Johannesburg — A REPORT by London metals researcher GFMS suggests that renewed selling of gold by central banks is unlikely to be a major disruptive factor in the market.
The report says that demand needs to expand 2,3% to absorb additional central bank sales.
The Central Bank Gold Agreement, an agreement between the European Central Bank and 14 other central banks setting a limit on gold sales, was renewed last month.
In terms of the new agreement there will be a programme of sales over the next five years, with annual sales not exceeding 500 tons, and total sales not exceeding 2500 tons.
GFMS notes the agreement raises the limit on sales 25% from the initial arrangement.
Between 2000 and 2004, gold supplied to the market from the central banks was within 1% of demand by the industrial sector over the same period.
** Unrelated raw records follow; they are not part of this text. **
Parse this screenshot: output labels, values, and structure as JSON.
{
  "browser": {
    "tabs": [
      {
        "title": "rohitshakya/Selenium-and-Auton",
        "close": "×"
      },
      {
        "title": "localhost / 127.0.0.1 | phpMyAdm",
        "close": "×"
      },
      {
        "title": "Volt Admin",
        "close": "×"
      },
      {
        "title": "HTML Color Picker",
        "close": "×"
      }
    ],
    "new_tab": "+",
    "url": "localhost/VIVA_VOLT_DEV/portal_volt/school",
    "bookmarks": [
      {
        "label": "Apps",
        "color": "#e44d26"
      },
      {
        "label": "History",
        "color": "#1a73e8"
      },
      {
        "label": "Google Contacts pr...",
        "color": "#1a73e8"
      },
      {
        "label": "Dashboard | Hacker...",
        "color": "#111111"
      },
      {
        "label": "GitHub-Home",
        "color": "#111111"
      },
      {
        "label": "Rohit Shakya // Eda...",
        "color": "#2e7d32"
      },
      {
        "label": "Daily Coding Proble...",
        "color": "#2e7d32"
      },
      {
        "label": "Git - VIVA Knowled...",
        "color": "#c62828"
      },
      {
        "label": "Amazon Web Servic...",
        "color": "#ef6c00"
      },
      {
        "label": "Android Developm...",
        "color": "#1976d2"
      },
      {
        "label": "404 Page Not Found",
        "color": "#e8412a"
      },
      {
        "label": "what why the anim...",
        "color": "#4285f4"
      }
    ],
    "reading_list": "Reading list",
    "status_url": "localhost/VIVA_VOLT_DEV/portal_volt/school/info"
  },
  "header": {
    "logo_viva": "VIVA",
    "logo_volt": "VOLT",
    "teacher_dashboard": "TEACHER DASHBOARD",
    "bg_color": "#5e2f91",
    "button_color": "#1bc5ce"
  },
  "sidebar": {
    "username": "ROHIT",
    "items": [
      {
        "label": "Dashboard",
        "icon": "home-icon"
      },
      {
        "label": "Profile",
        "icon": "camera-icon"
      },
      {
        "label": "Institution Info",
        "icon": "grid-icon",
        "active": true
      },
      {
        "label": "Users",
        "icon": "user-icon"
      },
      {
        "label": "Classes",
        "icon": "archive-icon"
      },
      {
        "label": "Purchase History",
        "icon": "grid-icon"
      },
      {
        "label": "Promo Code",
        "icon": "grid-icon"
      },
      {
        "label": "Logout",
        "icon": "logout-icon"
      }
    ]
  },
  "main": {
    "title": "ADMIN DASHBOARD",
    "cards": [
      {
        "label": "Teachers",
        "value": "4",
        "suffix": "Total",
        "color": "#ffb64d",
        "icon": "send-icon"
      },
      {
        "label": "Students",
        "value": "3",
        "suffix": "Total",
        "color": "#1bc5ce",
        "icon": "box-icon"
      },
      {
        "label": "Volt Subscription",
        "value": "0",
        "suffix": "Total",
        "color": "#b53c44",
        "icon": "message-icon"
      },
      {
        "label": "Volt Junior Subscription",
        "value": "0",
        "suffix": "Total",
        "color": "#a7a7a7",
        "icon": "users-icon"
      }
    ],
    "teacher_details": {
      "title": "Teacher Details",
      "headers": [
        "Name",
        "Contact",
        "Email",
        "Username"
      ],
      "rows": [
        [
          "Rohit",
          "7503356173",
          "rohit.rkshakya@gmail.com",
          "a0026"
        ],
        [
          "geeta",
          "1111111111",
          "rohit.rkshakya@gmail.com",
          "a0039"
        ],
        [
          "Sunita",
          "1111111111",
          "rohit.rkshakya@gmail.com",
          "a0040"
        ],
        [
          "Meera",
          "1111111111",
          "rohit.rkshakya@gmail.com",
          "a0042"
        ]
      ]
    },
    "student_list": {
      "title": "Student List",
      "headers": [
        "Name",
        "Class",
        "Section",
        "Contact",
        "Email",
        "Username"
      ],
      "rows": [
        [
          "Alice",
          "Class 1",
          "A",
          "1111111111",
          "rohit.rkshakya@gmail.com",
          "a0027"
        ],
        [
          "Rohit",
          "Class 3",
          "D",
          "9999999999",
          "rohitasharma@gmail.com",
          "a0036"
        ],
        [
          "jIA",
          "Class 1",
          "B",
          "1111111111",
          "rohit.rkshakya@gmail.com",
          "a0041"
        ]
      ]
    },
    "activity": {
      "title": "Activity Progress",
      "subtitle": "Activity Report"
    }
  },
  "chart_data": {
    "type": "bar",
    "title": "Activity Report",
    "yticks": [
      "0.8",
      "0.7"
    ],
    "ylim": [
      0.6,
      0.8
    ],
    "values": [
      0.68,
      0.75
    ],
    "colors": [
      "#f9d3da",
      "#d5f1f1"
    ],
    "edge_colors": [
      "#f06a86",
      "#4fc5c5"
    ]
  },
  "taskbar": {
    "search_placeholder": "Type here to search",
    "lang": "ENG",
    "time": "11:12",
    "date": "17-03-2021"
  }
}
GFMS says that this prompted the question "as to whether the market will be in a position to absorb additional metal".
There is expected to be some scope for flexibility, and GFMS suggests that while an additional 100 tons of gold a year "might seem somewhat daunting, it is in fact pretty small beer".
GFMS calculates that the additional gold amounts to only 2,3% of the 2004 market and 2,8% of the market over the period 2000- 04.
"This is not such a tough requirement in the light of the robust activity of the physical gold consumers in 2004."